The new image you've uploaded is identical to the previous graph, showing the velocity $v_x$ as a function of time $t$. The approach to solving Parts A, B, and C will be the same as before:

Part A: Find the particle's position at $t = 3.0 \, \text{s}$

From the velocity-time graph, we know that the area under the curve represents displacement. The shape under the curve from $t = 0 \, \text{s}$ to $t = 3.0 \, \text{s}$ is a right triangle.

• Base of the triangle: $3.0 \, \text{s}$
• Height of the triangle: $6.0 \, \text{m/s}$

The area (displacement) is calculated as: $\text{Displacement} = \frac{1}{2} \times \text{base} \times \text{height} = \frac{1}{2} \times 3.0 \, \text{s} \times 6.0 \, \text{m/s} = 9.0 \, \text{m}$

Thus, the particle's position at $t = 3.0 \, \text{s}$ is $9.0 \, \text{m}$.
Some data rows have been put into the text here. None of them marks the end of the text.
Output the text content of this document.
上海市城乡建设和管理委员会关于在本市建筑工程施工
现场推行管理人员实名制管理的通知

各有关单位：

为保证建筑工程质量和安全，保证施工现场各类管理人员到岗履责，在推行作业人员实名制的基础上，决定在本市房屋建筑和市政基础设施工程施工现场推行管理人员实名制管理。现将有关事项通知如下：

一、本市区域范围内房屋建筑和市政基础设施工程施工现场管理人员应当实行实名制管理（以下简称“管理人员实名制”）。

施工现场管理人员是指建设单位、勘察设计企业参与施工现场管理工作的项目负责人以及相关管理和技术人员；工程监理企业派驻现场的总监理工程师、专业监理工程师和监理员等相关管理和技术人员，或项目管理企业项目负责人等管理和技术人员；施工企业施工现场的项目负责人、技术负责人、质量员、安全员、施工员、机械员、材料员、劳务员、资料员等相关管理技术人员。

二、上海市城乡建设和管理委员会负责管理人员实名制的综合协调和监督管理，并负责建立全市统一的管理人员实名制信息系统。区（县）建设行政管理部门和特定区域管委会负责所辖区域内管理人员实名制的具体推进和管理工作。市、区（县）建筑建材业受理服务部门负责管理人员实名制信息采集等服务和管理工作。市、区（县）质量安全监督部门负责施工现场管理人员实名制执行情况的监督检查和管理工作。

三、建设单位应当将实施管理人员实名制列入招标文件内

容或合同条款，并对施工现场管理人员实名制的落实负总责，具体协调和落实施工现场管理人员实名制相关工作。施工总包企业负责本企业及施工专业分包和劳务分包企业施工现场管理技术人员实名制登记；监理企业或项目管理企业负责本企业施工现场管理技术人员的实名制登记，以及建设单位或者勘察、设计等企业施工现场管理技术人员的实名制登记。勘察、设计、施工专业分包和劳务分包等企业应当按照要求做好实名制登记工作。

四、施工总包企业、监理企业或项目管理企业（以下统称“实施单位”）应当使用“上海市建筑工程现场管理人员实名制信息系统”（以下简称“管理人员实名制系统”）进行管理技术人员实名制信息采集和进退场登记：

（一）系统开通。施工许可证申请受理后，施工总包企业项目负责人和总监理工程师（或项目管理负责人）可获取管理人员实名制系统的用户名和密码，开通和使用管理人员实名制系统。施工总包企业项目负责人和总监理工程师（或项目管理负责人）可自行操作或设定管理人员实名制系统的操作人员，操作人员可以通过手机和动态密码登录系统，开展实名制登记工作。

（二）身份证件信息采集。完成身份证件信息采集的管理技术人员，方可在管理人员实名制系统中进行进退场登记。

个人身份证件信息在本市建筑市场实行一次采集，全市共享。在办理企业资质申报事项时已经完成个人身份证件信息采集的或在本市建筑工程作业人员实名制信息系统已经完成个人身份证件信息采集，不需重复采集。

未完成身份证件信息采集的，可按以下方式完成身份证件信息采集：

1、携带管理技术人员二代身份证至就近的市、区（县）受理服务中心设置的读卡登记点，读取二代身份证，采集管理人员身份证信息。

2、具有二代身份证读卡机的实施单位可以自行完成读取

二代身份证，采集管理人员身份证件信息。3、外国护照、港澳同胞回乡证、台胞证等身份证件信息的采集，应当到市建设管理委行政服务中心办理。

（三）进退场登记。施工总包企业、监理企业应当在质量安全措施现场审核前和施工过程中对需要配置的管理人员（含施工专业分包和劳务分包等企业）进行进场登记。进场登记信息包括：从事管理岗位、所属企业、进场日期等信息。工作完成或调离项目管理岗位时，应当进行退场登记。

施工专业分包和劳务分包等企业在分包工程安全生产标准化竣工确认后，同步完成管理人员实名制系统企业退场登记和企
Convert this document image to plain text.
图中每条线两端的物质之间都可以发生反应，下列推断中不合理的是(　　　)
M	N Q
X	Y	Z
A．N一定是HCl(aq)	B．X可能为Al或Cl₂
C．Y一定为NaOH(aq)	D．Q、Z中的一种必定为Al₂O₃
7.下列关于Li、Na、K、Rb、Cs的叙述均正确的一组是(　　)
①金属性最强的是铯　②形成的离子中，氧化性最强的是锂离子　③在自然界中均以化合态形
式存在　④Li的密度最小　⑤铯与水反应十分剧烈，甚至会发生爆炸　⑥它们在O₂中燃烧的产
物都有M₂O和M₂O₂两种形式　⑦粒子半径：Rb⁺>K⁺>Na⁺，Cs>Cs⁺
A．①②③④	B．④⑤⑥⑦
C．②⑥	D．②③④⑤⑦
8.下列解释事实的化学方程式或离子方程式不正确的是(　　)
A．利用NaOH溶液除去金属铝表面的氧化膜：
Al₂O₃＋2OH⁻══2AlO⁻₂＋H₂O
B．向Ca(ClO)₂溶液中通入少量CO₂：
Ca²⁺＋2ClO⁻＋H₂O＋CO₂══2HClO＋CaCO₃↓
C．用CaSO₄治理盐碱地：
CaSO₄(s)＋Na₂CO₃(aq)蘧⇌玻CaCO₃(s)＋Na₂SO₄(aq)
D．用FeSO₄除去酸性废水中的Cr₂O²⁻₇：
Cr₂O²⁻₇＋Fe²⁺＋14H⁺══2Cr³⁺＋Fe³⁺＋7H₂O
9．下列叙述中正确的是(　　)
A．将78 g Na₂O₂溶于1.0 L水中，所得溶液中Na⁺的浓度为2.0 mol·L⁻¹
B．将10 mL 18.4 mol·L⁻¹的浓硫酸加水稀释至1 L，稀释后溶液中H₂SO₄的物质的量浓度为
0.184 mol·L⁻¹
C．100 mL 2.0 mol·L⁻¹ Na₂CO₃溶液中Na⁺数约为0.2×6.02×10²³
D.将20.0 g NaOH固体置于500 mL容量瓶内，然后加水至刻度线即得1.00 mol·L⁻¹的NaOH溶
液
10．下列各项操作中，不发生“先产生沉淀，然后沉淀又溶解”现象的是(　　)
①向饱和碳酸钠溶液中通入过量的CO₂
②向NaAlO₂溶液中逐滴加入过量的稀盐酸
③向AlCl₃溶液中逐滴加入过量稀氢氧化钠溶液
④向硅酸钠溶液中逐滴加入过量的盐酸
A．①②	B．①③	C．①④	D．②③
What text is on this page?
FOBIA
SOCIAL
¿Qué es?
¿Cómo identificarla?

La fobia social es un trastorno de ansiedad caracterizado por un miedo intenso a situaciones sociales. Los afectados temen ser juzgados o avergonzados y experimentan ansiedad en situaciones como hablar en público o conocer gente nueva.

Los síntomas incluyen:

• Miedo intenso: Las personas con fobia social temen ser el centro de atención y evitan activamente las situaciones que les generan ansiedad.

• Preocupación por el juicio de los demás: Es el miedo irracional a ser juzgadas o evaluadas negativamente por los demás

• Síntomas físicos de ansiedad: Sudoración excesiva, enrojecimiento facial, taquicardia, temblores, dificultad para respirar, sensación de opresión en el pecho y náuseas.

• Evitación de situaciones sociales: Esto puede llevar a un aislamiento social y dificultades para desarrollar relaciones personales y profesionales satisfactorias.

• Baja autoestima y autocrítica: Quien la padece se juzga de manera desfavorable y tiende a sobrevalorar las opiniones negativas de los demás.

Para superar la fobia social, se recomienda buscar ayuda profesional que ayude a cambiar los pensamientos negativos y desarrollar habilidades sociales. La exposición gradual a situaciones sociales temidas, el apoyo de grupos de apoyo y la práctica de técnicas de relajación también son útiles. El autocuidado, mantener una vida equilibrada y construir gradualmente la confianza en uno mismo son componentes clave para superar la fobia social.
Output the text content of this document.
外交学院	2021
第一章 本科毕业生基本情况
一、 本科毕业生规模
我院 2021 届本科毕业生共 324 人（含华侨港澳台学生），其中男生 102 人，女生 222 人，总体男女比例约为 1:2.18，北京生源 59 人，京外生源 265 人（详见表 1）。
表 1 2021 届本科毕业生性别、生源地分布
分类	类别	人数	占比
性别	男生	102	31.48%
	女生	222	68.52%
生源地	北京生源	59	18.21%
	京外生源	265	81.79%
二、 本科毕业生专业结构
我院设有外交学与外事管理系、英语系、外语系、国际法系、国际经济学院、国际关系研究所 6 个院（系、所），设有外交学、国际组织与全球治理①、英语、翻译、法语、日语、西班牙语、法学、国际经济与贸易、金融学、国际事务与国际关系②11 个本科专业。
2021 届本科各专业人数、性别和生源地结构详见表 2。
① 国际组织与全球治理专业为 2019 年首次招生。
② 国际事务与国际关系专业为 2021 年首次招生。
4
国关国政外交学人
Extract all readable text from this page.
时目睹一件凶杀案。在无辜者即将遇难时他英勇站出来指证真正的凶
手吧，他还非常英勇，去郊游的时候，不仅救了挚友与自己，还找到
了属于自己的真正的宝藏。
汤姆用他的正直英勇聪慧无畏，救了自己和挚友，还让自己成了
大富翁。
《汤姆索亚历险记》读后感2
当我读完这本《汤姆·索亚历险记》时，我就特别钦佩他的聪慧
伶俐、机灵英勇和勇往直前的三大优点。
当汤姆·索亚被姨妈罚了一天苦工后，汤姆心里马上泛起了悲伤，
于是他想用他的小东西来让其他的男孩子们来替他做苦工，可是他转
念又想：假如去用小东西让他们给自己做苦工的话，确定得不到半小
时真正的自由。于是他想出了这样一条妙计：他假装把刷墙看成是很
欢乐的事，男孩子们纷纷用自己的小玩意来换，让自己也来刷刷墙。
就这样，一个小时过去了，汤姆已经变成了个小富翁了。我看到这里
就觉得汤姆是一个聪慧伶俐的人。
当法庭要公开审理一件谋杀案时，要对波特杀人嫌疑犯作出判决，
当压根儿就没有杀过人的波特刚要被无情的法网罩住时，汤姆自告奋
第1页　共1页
Part B: Find the particle's velocity at $t = 3.0 \, \text{s}$

From the graph, the velocity at $t = 3.0 \, \text{s}$ is: $v_x = 0 \, \text{m/s}$

Part C: Find the particle's acceleration at $t = 3.0 \, \text{s}$

The slope of the velocity-time graph gives the acceleration. The slope is calculated as: $a = \frac{\Delta v_x}{\Delta t} = \frac{0 \, \text{m/s} - 6 \, \text{m/s}}{3.0 \, \text{s}} = -2.0 \, \text{m/s}^2$

Final Answers:

• Part A: The particle's position at $t = 3.0 \, \text{s}$ is $9.0 \, \text{m}$.
• Part B: The particle's velocity at $t = 3.0 \, \text{s}$ is $0 \, \text{m/s}$.
• Part C: The particle's acceleration at $t = 3.0 \, \text{s}$ is $-2.0 \, \text{m/s}^2$.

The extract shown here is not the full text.